Tomas got out quickly to go around and open the passenger side door. I was surprised he’d let her sit up front. She must’ve insisted, because usually he preferred passengers in the backseat.
“Out of the line of direct fire,” he told me once.
I didn’t understand it… until a few weeks after I took over for Irene. Someone shot out one of the tires on the car we were in, and when I watched Tomas point his right arm and shoot through the passenger side window to hit back at the guy—well, I finally understood.
My jaw tightened as I reached for the notepad I kept on the corner of my desk. I jotted down a quick reminder to chat with Tomas later. Her days of riding in the front seat were over as long as
I had a say in the matter.
I looked back at the camera just in time to watch Tomas motion her to go ahead of him up the stairs. The gesture made me sit up straighter in my chair.
It only took a few seconds for me to see why he stayed carefully behind her. She’d reached the doorway, but hesitated.
“Fuck.”
After all the work I’d put in not to freak her out, she was freaking out anyway. Now that I was looking for it, I could see the other signs.
Her posture was unnaturally stiff. Her head kept shifting like she was trying to take in everything at once. And she was hesitating.
“Fuck,” I repeated.
Tomas didn’t miss a beat though. He stepped around her just enough to push the front door open, but then moved back behind her and gestured for her to go first. He stepped in, pressuring her. She was left with no choice but to either come inside or make physical contact with him. Seeing as Tomas was both a stranger to her and a physically imposing man, it made sense that she wouldn’t go with the latter option.

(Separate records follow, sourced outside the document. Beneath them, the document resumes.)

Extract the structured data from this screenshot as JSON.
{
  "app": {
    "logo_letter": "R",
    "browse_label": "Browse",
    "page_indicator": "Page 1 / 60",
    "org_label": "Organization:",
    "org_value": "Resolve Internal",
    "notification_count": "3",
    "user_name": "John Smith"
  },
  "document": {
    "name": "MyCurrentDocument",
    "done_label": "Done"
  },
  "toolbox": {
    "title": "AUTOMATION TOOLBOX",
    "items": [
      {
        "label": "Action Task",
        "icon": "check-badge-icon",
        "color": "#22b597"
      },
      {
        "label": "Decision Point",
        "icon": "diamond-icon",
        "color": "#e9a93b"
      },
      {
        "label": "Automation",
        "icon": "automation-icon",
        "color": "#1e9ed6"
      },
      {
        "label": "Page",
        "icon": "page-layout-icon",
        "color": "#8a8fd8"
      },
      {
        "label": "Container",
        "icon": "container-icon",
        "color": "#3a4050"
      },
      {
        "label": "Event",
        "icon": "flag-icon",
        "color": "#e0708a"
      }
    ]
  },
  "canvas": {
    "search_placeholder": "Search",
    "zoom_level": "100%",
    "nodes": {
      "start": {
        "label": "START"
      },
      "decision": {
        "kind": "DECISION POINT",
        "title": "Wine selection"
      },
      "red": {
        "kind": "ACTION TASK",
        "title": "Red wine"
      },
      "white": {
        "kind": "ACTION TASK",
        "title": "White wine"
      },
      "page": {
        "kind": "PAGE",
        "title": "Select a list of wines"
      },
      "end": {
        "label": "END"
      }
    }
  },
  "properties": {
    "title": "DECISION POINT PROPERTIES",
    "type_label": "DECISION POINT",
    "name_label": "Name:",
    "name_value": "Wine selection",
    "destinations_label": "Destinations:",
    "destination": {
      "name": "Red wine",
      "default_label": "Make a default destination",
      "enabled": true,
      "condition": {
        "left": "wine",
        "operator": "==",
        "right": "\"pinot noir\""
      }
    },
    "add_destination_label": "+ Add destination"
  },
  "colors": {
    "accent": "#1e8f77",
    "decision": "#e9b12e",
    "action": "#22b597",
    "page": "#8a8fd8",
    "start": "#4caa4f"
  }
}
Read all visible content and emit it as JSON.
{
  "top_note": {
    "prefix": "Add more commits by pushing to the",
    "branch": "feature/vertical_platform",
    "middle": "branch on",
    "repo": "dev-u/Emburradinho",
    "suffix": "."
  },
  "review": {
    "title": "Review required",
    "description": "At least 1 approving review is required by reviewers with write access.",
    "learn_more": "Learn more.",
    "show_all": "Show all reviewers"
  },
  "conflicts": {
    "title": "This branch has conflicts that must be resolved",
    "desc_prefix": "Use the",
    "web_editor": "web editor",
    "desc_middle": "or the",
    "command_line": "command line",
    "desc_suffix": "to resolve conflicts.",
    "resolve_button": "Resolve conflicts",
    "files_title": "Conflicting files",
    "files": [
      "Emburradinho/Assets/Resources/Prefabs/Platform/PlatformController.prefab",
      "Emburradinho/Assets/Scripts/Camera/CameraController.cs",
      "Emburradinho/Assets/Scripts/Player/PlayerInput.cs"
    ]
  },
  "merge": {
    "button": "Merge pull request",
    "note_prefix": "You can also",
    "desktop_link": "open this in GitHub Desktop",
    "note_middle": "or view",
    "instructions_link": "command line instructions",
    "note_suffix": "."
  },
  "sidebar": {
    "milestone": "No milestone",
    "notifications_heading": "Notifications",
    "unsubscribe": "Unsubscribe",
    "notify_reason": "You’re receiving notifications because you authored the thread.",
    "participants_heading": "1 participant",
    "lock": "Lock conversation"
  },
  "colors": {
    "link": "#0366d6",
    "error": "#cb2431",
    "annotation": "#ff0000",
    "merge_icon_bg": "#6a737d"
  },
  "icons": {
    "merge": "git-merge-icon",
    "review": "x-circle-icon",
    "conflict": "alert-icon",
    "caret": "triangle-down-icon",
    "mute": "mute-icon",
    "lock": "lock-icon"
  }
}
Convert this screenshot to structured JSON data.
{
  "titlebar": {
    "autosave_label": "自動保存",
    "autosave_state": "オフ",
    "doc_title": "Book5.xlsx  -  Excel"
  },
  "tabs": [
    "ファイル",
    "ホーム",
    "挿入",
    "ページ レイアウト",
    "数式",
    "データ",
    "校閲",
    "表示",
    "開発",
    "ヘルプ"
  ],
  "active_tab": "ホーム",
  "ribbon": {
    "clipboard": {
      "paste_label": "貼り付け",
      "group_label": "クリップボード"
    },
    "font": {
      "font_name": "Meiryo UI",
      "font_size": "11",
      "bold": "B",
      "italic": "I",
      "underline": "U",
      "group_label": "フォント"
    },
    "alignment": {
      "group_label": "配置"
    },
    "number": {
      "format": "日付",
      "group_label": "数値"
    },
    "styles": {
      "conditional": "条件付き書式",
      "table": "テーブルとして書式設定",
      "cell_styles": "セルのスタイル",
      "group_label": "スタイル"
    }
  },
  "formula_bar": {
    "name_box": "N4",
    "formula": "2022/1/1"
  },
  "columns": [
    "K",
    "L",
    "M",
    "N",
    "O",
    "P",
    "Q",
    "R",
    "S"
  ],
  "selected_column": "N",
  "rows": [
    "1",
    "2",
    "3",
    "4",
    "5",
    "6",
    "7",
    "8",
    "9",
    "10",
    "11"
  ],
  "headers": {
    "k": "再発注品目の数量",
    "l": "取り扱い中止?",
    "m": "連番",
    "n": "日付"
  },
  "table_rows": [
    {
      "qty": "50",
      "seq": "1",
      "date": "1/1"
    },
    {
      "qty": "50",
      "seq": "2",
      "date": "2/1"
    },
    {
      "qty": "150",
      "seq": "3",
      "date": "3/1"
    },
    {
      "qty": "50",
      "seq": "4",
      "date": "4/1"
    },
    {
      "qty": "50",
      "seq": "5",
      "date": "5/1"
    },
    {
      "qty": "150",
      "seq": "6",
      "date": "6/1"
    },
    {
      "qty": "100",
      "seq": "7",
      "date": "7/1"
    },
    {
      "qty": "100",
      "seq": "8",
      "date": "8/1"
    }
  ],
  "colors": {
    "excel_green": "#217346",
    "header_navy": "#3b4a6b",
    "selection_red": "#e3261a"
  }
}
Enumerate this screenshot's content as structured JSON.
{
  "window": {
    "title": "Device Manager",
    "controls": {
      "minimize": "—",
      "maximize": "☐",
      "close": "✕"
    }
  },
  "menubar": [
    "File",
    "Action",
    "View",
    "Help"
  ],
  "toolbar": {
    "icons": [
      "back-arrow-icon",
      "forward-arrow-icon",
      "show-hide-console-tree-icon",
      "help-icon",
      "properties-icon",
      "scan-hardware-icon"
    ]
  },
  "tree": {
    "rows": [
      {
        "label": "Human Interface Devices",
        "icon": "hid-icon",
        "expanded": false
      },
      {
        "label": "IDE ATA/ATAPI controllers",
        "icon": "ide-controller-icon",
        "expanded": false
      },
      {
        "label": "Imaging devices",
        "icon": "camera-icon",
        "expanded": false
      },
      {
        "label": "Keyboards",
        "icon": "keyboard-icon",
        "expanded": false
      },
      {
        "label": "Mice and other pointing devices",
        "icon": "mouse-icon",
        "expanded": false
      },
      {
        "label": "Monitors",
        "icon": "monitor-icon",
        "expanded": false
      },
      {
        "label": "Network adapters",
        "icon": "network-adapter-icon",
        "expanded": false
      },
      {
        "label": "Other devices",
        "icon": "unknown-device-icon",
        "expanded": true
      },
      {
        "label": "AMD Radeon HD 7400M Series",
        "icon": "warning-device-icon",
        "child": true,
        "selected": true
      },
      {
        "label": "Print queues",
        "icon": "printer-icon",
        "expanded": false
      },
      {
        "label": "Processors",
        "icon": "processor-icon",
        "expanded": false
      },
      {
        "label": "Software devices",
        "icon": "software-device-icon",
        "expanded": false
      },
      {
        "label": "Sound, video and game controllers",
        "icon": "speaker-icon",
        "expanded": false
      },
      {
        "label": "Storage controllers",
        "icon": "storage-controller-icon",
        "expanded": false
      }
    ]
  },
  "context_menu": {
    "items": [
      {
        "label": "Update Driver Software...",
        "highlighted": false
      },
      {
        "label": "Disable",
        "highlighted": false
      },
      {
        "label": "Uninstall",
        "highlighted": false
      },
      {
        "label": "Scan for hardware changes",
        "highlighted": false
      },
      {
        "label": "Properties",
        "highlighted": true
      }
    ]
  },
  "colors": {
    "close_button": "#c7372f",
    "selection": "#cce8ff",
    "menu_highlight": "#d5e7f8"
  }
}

She stepped through the doorway as I rushed to press the number six key on my keyboard, calling up the camera positioned inside the foyer.
Brooke Harris had officially arrived.
As fucked up as it was, seeing her standing there, knowing she was under the same roof as me, it was enough to make my cock spring to life under the desk. She was a distraction I really couldn’t afford, but damn if it didn’t feel good to know I was about to come face-to-face with the object of my obsession.
I rose to my feet, too keyed up to sit any longer. I needed to burn that energy quick and reign myself in. Otherwise, I risked scaring her away right from the jump.
I wasn’t recruiting the woman entirely under false pretenses. Aside from my more personal intentions, it really would be good for Sofia to have a woman around. All the other staff in the house were men.
Irene had been an incredibly jealous woman, so much so that Franco was only ever allowed to hire men, even at the house. I hadn’t made any staffing changes since taking over—aside from Tomas taking a more prominent position as my right-hand guy.